Ask HN: Non-signing NDA goes bad? - nchuhoai

I always read that no one (investors) is willing to sign an NDA for simply an idea someone has. This is obviously a concern for a lot of unexperienced or immature entrepreneurs, but I was always wondering, are there any big stories where that worst case happened? Has there ever been anyone who got screwed over? (except the facebook story from The Social Network)
======
steventruong
Not that I'm aware of and someone else can chime in otherwise if they know of
such a story but I wanted to respond regardless. Not that this answers your
question in any way but its not just investors that are unwilling to sign an
NDA. This can apply to others as well, particular behind the idea of mainly
protecting the idea itself.

I get why someone feels the need, or rather want, to get someone to sign an
NDA but realize that its not the idea that makes or break the startup but
rather the vision and a million other factors combined. Even with Facebook,
the seed alone isn't what makes Facebook what it is today even if we consider
credibility to some of the original idea helping.
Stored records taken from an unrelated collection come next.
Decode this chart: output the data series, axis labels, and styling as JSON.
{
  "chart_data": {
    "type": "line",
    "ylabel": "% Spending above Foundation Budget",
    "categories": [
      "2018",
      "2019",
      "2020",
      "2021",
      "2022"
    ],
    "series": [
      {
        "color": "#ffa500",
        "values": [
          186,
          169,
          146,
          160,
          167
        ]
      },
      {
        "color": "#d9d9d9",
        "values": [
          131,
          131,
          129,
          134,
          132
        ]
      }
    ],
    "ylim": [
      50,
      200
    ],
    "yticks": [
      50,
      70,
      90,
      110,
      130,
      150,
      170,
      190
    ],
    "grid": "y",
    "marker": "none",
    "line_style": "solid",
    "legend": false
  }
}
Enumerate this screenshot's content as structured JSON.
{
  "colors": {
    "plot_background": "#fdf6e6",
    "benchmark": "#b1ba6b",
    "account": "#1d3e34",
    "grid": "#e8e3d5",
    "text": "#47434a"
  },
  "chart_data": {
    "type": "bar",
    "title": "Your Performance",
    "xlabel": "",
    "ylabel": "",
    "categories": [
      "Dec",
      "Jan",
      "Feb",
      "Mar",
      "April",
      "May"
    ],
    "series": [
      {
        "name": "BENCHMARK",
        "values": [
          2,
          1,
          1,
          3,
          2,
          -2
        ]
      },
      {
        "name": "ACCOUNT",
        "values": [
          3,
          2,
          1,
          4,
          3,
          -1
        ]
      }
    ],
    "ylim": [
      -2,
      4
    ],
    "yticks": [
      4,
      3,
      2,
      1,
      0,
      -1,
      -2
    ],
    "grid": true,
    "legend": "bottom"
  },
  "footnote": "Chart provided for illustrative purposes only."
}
That being said, often time,
when people work on an idea, they rarely if ever, are the only ones that came
up with that idea or tackling the same problem, currently or previously.

Beyond that fact, I find that signing an NDA is often useless for the above
scenario because more than likely, even if someone takes an idea and runs with
it, I find it hard to believe some people would go out, seek an attorney, and
hope to win or settle favorably. It's a time consuming and money sinking
process even if there are success cases.